Se non sai che pronome utilizzare con una persona: chiedi. Se hai difficoltà a capire l’identità di una persona: chiedi. Se non sai come si definisce (se si definisce) una persona rispetto al suo orientamento sessuale: chiedi. Non c’è niente di male a chiedere se lo si fa con educazione e rispettando le identità e le sensibilità di ciascuno. Sarebbe peggio sbagliare il pronome di una persona, non credi?

4) Non negare le esperienze altrui solo perchè sono diverse dalle tue

La storia di ogni persona è totalmente differente e non devi capirla per rispettarla.
Non credere alle esperienze che ti raccontano le persone LGBTQ+ può sfociare in una forma di violenza che ha un nome ben specifico: gaslighting.
Non sappiamo cosa una persona ha subito per arrivare dove è arrivata fino a che non ce lo dice. Ci sono talmente tanti stereotipi sulle esperienze delle persone LGBTQ+ che alle volte non crediamo alle nostre orecchie quando ci vengono raccontate. Ma non essere credute alle volte è la parte più dolorosa in assoluto. Il tuo compito come alleato è quello di supportare le storie che ti vengono raccontate.
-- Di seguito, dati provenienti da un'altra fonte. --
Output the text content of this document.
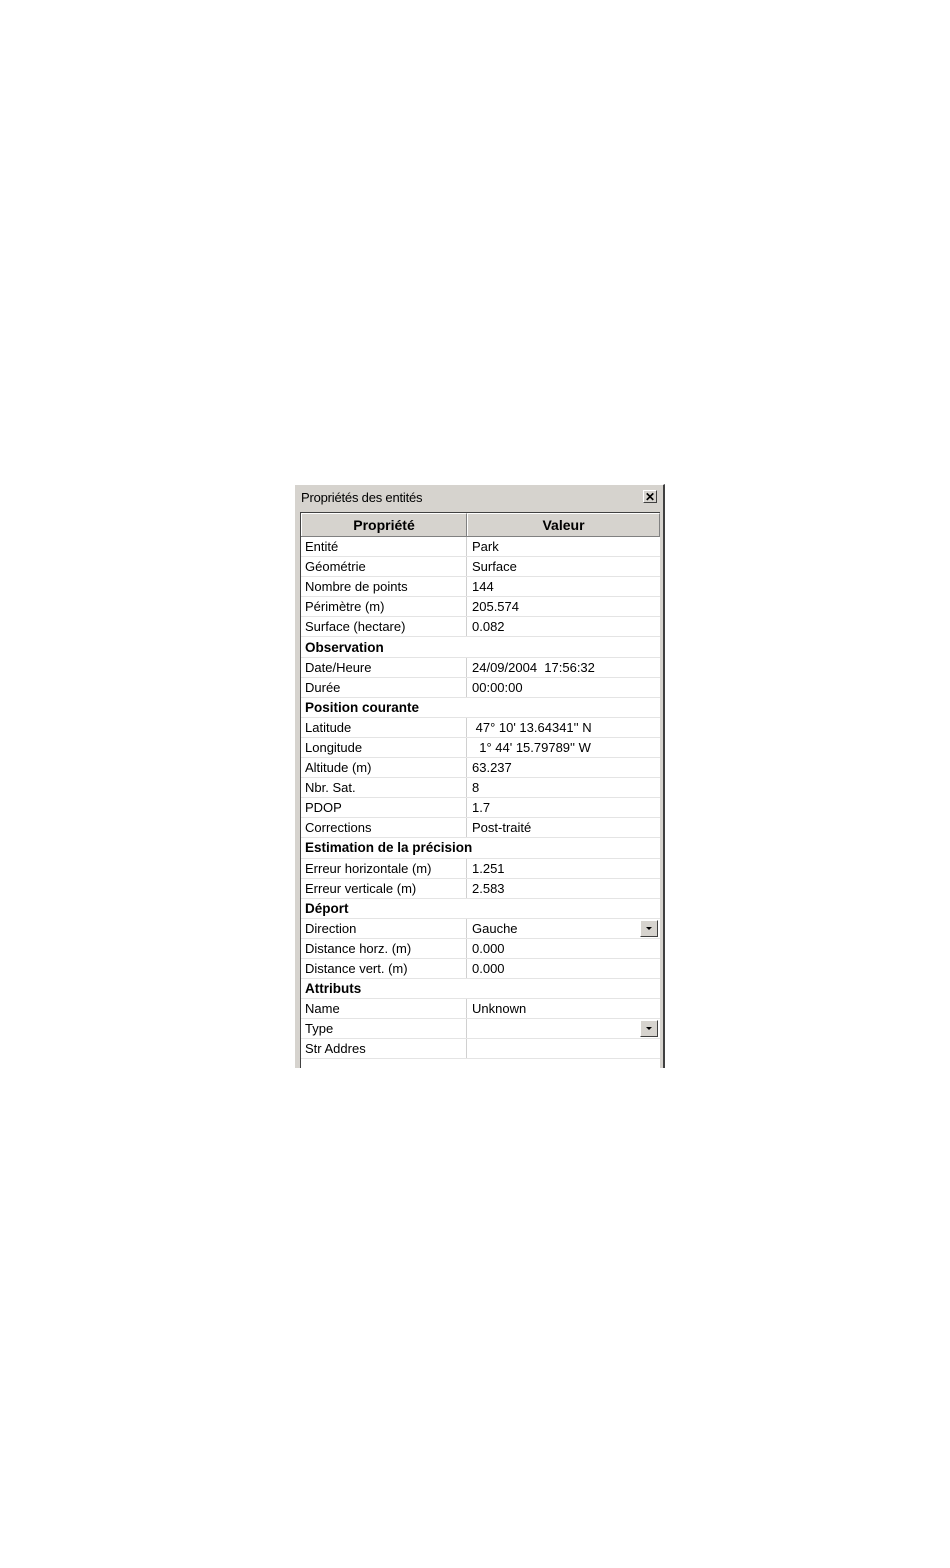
Propriétés des entités	✕
Propriété	Valeur
Entité	Park
Géométrie	Surface
Nombre de points	144
Périmètre (m)	205.574
Surface (hectare)	0.082
Observation
Date/Heure	24/09/2004  17:56:32
Durée	00:00:00
Position courante
Latitude	47° 10' 13.64341'' N
Longitude	1° 44' 15.79789'' W
Altitude (m)	63.237
Nbr. Sat.	8
PDOP	1.7
Corrections	Post-traité
Estimation de la précision
Erreur horizontale (m)	1.251
Erreur verticale (m)	2.583
Déport
Direction	Gauche
Distance horz. (m)	0.000
Distance vert. (m)	0.000
Attributs
Name	Unknown
Type
Str Addres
5) Non abbandonare il lavoro che hai fatto fino ad ora se ti senti a disagio

Farai degli errori, tutt* li fanno. Probabilmente dirai o farai la cosa sbagliata e probabilmente la dirai o farai nel momento più inadatto che possa esistere. Ti vorrai seppellire, vorrai sparire dalla faccia della Terra – lo sappiamo, capita anche a noi che facciamo attivismo da tanti anni.
Abbraccia la scomodità, impara quello che è andato storto nel tuo comportamento, chiedi scusa se hai fatto stare male qualcun* e continua nel lavoro che hai intrapreso. Se vuoi veramente agire in solidarietà, non puoi pensare di mollare al primo ostacolo o alla prima situazione scomoda. Quando il lavoro diventa difficile, è lì che devi concentrarti di più per capire in cosa consistono le difficoltà e superarle. Chiediti perchè ti sei sentito a disagio e magari parlane con una persona LGBTQ+ a te vicina. Probabilmente ti aiuterà a capire le motivazioni e insieme potrete andare oltre. Le persone LGBTQ+ spesso e volentieri non possono scappare da situazioni scomode o difficili (come ad esempio essere rifiutati dalla propria famiglia perchè non si è eterosessuali). Non possono prendere delle pause dalla lotta contro l’omotransfobia, non hanno questo privilegio. Quindi rimboccati le maniche e cerca di non ricadere negli stessi errori.